La chose est entendue : Emmanuel Macron est un libéral. Il défend la libre entreprise et la souplesse de l’activité économique contre l’État et ses réglementations tatillonnes. On pourrait donc se dire, tant qu’à défendre le citoyen contre l’État, que Macron serait aussi pointilleux dans sa défense des libertés civiles et de l’État de droit contre les abus de l’autorité. Il n’en est rien.
Il est vrai que le mythe du libéralisme économique, garantie contre l’arbitraire et résultat de la liberté d’action des agents sur un marché libre et concurrentiel, a depuis longtemps été écorné. Grégoire Chamayou a montré comment le néolibéralisme a pu être pensé et se construire grâce à un pouvoir fort, imposant d’en haut une illusoire liberté. Il utilise cette expression en apparence oxymorique de « libéralisme autoritaire [1] ».

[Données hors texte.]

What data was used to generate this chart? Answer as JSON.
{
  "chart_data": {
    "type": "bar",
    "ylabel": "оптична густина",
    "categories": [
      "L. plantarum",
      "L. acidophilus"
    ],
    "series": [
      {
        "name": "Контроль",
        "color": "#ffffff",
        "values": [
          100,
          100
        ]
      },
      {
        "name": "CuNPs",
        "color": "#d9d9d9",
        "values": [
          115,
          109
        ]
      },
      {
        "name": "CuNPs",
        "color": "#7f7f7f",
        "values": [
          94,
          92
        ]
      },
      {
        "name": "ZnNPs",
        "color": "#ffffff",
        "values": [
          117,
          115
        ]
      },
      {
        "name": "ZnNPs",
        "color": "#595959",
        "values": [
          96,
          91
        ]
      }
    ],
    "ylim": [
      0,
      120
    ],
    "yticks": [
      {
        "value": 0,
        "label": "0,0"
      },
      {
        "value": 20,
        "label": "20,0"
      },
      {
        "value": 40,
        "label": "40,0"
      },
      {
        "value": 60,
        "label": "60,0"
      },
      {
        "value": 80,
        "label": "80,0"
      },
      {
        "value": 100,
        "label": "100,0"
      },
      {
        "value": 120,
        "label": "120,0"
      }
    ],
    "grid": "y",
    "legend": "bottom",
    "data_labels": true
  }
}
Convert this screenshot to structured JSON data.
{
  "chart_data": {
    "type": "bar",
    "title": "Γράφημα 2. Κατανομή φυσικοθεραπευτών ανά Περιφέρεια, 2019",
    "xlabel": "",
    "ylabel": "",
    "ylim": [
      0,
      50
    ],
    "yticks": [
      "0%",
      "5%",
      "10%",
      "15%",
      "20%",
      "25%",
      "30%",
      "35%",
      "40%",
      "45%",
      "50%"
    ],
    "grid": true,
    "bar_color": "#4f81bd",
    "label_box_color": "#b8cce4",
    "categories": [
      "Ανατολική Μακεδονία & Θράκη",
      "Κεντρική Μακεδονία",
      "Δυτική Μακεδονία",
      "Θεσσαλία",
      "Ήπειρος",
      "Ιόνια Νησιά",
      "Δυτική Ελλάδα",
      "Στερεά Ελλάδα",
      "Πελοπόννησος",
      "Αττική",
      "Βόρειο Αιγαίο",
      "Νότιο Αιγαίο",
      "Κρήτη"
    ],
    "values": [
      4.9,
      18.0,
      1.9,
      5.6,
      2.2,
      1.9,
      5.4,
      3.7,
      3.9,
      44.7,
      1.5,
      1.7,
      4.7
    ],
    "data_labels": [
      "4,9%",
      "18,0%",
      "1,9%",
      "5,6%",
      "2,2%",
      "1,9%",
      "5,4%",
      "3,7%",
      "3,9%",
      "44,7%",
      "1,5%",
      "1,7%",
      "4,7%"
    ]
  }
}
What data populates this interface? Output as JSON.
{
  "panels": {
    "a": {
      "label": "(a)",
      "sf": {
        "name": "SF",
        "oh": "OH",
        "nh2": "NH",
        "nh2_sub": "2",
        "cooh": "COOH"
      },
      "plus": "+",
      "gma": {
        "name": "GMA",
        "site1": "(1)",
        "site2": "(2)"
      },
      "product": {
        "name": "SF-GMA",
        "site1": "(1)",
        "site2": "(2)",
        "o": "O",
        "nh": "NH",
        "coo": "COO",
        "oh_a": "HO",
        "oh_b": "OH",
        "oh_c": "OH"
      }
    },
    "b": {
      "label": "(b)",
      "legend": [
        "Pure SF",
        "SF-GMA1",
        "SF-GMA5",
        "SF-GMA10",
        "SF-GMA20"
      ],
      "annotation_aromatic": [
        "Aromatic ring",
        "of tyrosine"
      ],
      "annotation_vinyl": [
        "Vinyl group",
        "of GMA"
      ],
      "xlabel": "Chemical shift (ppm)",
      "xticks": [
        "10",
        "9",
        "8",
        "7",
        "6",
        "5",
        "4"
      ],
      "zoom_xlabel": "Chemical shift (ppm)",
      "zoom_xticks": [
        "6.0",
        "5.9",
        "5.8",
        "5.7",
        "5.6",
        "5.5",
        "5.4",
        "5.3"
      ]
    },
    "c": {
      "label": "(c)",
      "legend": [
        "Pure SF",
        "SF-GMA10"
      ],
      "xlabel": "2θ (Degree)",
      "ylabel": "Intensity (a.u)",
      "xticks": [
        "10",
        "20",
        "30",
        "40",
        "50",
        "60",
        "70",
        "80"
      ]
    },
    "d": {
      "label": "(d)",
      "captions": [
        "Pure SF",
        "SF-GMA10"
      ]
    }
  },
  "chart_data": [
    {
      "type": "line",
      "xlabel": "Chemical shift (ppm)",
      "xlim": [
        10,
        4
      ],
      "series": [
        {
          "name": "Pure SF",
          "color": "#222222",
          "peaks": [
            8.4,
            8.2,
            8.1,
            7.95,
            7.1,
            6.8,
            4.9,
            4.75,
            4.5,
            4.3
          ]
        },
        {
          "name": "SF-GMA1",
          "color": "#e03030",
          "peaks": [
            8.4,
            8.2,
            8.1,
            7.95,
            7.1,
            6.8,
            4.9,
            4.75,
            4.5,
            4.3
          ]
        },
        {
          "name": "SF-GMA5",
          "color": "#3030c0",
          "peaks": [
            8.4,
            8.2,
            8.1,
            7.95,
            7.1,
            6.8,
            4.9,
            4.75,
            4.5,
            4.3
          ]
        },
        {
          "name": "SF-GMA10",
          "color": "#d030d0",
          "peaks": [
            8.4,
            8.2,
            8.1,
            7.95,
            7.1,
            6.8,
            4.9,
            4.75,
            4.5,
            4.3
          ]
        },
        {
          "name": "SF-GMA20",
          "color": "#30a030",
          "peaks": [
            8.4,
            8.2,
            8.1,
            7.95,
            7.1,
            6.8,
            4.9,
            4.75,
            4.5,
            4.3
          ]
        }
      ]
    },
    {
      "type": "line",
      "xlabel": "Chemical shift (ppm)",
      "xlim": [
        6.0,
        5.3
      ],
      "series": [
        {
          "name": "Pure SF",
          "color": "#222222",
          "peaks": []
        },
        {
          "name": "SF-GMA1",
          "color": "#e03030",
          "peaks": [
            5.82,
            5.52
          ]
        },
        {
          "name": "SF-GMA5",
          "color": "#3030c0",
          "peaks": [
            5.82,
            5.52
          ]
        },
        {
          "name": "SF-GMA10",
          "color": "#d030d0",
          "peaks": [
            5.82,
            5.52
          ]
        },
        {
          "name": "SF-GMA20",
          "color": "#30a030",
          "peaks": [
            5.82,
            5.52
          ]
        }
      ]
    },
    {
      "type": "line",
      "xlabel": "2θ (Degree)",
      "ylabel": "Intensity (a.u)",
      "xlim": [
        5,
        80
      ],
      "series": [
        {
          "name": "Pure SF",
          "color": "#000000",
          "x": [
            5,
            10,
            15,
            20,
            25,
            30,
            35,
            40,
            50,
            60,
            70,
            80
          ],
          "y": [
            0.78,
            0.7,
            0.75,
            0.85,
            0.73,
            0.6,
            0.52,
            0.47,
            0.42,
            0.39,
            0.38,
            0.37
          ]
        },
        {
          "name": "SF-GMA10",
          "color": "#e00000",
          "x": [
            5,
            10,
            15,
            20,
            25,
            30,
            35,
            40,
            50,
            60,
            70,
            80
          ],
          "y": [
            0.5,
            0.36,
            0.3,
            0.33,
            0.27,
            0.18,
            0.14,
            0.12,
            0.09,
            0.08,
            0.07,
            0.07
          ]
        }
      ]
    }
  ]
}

Cela peut donc nous inciter à nous méfier du discours des libéraux et du premier d’entre eux, Emmanuel Macron. Dès lors, comment comprendre l’éloge de l’État de droit qu’il a fait devant le Parlement européen le 19 janvier ?
« Nous sommes cette génération qui redécouvre la précarité de l’État de droit et des valeurs démocratiques. (…) Combat pour l’État de droit, pour cette idée simple qu’il y ait des droits universels de l’homme qui doivent être protégés des fièvres de l’histoire et de leurs dirigeants. (…) La fin de l’État de droit, c’est le règne de l’arbitraire. La fin de l’État de droit, c’est le signe du retour aux régimes autoritaires, au bégaiement de notre histoire. Oui, derrière tout cela, il y a un combat idéologique. Ce combat est d’ailleurs porté par plusieurs puissances autoritaires à nos frontières et il revient chez plusieurs de nos pays. »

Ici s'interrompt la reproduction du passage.